If Divergent can reduce unsprung weight of the suspension and braking systems by 30 or 40 percent, it signifies a seismic shift in the design and the ultimate performance of sports cars. Divergent and Czinger are 3D printing all the major components of a hypercar chassis and producing a gas-electric hybrid hypercar that is hundreds of pounds lighter than equivalent cars from European car companies.
“If you cut a cross section of that frame, it would look like the inside of a human bone,” says Kevin Czinger. “Just like nature is competing for material and energy, and selecting material over eons, this is doing the same thing but in hours.”
“These are all invented materials,” he continues. “No such thing as a printable high elongation aluminum with enough ductility for crash other than the one you see here. There is no such material as a high-modulus aluminum with enough stiffness other than what you’re seeing here. These are all patent-pending materials.” Short-hand is to call it powder-bed laser sintering to create the part.
“In our R&D space, we are looking at renewable fibers for future body panels,” says Lukas Czinger, the VP of Operations and Manufacturing, and the developer of much of the Divergent 3D automated assembly and manufacturing system. “Thermo-plastics that with heat we can manipulate and reshape to have a more recyclable body system, more environmentally friendly body system. We have already taken a lot of the body engineering out by having the full 3D-printed chassis structure. The body is really about aero and styling more than it is part of the chassis.”
How is this all possible? “For Divergent we have wrapped three tech pillars into one fully integrated system,” says Lukas. “The first is generative design. We don’t have your typical CAD engineers doing surfacing and CAD design. We built a software team that created algorithms for designing those parts. Our design process for, say, an upper control arm is this: here are the attachment points, here’s the load cases it supports, here’s the volume that it can consume so it doesn’t collide with any other vehicle systems, essentially press play, run these design algorithms, and that component is produced as a 3D model.”
“This system is already about 3 to 5 times more attractive than body-in-white economics. We are assembling at about three parts per minute,” says Lukas. “If you were to build out a welding line, you would spend about 3X what we are spending today.”
“Our system is replacing all body-in-white welding with a cell-based assembly method, not line-based. It is completely automotive-grade capable, but this is assembling at near-aerospace accuracy. And all the tooling stays consistent between assemblies. We can shift from one assembly to another without changing the system,” says Lukas. Divergent has its own bonding agents and its own means of bringing together and joining complex and sometimes heavy pieces like rear frames with extraordinary accuracy.
“If this was an old school method,” says Lukas, “we wouldn’t have a system where you can just change the software with no hardware changes. There’s no hardware that changes when the design changes. It can produce a structure that’s end tolerance is about 2 times as accurate as your usual OEM. It is doing all of its software programming, so all the robot motion paths, all the IPC programs, is all done offline in automation software that we have written.
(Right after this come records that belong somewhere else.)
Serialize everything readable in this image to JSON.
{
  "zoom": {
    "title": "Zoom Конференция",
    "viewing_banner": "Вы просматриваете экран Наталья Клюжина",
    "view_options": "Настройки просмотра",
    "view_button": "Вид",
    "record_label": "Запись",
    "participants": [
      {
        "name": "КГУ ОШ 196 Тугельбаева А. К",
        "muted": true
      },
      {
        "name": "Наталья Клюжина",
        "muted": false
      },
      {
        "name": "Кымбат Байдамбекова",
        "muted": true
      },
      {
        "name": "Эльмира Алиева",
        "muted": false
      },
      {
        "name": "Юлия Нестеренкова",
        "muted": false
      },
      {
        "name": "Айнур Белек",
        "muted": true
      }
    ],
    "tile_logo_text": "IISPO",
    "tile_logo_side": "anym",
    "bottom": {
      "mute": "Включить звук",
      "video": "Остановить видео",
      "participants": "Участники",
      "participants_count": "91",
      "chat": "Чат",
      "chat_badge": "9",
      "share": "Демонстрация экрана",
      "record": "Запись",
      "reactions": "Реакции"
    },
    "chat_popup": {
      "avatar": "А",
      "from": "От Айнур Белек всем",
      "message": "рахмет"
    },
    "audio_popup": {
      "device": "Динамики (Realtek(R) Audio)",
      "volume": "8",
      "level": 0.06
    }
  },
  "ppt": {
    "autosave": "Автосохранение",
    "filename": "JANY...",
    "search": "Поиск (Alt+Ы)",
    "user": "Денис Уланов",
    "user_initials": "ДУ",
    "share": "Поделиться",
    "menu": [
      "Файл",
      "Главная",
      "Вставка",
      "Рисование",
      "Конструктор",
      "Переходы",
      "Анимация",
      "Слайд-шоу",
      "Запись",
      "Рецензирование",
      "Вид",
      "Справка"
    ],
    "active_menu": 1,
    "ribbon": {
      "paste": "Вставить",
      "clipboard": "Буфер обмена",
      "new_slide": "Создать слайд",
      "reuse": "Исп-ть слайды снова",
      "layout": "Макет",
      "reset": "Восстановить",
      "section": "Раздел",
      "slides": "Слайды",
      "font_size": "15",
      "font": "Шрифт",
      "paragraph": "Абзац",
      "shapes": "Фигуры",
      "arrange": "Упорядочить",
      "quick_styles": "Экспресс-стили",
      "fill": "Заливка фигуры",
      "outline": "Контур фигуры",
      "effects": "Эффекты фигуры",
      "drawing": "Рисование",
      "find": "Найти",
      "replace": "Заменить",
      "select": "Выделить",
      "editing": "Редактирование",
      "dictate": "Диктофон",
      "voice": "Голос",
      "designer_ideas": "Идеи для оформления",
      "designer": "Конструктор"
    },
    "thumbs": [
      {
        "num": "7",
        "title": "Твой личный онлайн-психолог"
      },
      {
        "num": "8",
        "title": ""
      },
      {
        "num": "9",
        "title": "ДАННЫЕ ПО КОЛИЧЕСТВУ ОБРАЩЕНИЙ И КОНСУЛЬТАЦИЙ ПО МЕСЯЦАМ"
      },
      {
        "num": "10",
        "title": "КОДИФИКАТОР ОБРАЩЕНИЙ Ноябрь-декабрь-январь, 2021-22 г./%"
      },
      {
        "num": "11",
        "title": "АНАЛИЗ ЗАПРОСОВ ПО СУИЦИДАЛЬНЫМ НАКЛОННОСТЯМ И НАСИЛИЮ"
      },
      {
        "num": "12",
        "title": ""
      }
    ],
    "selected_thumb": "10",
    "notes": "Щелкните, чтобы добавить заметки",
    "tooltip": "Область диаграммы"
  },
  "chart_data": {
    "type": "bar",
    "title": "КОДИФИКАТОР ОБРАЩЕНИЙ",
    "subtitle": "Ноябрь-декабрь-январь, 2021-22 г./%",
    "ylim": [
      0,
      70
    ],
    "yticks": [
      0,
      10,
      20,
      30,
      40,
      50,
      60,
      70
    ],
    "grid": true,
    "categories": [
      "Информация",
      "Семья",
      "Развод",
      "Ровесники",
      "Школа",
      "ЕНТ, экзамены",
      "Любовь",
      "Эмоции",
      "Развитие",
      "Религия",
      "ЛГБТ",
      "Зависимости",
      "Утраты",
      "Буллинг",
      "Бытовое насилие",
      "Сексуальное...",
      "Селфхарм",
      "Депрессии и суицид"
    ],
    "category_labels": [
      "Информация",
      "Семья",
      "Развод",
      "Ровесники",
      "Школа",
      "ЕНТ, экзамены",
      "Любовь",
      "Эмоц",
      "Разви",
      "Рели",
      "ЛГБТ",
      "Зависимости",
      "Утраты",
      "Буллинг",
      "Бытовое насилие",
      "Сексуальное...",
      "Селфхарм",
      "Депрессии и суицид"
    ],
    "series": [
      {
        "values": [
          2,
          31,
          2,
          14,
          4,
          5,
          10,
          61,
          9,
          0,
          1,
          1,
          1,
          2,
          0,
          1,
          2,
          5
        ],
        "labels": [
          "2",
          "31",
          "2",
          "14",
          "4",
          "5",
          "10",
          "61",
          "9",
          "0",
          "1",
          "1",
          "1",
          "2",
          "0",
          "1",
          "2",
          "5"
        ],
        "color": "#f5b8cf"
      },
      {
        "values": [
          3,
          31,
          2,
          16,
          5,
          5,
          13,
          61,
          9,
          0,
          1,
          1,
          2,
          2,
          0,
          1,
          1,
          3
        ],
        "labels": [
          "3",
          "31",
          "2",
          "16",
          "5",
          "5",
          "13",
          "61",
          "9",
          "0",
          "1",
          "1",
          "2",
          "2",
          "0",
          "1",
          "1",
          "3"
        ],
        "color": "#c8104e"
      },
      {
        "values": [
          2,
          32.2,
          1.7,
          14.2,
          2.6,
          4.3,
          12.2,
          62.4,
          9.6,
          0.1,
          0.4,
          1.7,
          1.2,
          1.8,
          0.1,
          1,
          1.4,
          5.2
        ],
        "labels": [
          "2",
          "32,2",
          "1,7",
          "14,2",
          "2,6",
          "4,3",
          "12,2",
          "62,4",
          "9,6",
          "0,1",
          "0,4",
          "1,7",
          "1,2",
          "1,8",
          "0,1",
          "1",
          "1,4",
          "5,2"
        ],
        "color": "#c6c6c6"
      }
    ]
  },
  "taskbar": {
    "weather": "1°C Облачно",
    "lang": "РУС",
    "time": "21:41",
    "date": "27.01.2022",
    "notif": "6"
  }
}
We are doing full tool pathing, full motion paths, full signal for the IPC generation in our own software package offline. Then we are downloading onto the cell. When we download those programs over the air onto the cell, we already have virtual assembly with the full process, and we have qualified that the parts are designed perfectly for that assembly process.”
Divergent may not change the entire auto industry overnight, but any chief engineer or CEO whose company produces performance cars or high-end specialty luxury cars should make the pilgrimage to Torrance, California. With the ability to reduce component weight and mass by 20 to as much as 40, 50 or even 60 percent, and to integrate multiple functions into a single 3D-printed piece, Divergent will become a critical supplier to all sports car makers, and in time have significant impact on luxury vehicles of all varieties.